Coach: What position do you normally play?
Me: Forward or outside mid.
Coach: Outside mid?!

Needless to say, he believed my natural talents were being “wasted” at the position I had played for years. A couple of weeks later we scrimmaged against an older girls’ team and he started me at center back—the last line of defense before the goalkeeper, the pivoting point of the back line, the complete opposite of what I normally play. I wrote elsewhere that “telling me to play center back is like telling a trumpeter to play the tuba,” and it still holds true. In that practice game I was practically tripping over myself trying to keep up with each play, relying on raw speed to cover up for my mistakes.

It’s taken almost a month to finally settle into my new place on the field. I still make mistakes. I still have to outsprint oncoming forwards when they slip past myself or one of my teammates. I still catch myself reviewing each of my actions after the event: “Should I have been talking more?” “Why didn’t I tackle there?” “I can’t believe I didn’t step to that ball.”

But it’s easier. My coach is gleeful that he has a center back who will run into space and take shots in the front lines but still return to her rightful place. I’ve developed a fondness for the position myself, comforted by the knowledge that I have a well-defined spot to recover to every time. It will never stop being a challenge, but I feel less lost than I did at the beginning of the season. For this team, this is where I belong.

Thursday, September 11, 2014

Versus

Going to a school like Uni can wreak havoc on my perfectionist side. Every day, I’m surrounded by scores of people who all seem to be able to juggle all of their interests, activities, and passions, and top it all off with decent grades and a social life. I suppose that in some ways I do the same without realizing it, but it honestly feels like I never devote enough time to one thing or another. I feel unfinished, always thrown back on my heels.

If you ask any of my friends what my one true passion is, you’d probably get one of two answers: either “soccer” or “science.” To some people that may make me sound like your average well-rounded student, but the truth is that those two sides of myself are at near-constant war with each other. One day I’ll rearrange my homework schedule around soccer practice and the next I’ll stay home to read astronomy books rather than venture outside. Neither passion feels like I’ve allowed it to begin developing fully.

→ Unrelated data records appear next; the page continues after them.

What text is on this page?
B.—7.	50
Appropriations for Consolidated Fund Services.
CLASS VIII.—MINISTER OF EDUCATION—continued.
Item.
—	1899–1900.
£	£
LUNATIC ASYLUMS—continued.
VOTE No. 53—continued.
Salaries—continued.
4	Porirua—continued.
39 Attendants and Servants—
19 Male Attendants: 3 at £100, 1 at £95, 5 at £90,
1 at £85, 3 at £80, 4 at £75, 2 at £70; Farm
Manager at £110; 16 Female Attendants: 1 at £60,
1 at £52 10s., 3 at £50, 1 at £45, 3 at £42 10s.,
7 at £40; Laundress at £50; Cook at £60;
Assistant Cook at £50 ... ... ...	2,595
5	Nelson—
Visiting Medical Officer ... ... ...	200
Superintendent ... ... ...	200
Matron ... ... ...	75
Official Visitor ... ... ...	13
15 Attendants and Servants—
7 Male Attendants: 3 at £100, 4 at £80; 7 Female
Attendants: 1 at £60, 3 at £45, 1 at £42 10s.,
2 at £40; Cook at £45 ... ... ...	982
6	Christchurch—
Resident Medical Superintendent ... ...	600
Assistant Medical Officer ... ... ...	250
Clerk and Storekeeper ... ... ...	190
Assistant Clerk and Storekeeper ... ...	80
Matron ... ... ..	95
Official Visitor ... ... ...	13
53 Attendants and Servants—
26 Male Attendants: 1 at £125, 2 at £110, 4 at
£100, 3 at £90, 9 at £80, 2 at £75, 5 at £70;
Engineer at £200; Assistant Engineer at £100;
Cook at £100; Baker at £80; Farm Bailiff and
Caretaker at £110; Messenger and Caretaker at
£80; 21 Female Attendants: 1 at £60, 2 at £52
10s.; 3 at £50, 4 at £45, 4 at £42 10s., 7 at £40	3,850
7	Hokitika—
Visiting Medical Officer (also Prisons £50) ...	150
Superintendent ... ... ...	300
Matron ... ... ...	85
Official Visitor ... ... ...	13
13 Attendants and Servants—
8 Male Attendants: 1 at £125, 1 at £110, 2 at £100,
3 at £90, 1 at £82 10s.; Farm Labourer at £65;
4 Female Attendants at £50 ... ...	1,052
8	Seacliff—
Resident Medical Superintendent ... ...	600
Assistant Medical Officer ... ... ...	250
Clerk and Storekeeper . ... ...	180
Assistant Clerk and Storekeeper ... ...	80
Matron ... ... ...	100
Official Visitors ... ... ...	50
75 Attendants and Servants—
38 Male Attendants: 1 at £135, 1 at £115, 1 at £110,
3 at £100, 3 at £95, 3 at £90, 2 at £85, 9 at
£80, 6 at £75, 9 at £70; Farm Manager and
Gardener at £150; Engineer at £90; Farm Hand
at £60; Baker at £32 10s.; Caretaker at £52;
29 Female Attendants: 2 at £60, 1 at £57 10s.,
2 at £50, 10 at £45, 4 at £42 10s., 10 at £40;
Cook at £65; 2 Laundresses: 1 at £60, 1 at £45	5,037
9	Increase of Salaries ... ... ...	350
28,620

I think that the real battle is being fought between my realistic side and my passionate side. I’m decent enough at math that I could try to go into physics or another field for a later career, and I do love learning and experimenting with the sciences. On the other hand, I’ve always said that if I had the time to train for a professional soccer career, if I could be paid to play the sport that I love, then I would. As important as academic subjects are to me, the idea of leaving competitive play forever after high school is almost unthinkable.

So what do I focus my attentions on now, in this very moment? The realistic future of the scientist or the relentless dream of the athlete? That’s something I have yet to fully figure out. I know that I don’t have an imminent career in soccer—so do I let myself try to excel now while I can? Or do I look firmly to the future and work towards an education and later a job in a field that I love?

I guess these are the questions on every high schooler’s mind as we hurtle towards senior year, or college applications, or whatever the next hurdle to clear may be.

Good luck to us all.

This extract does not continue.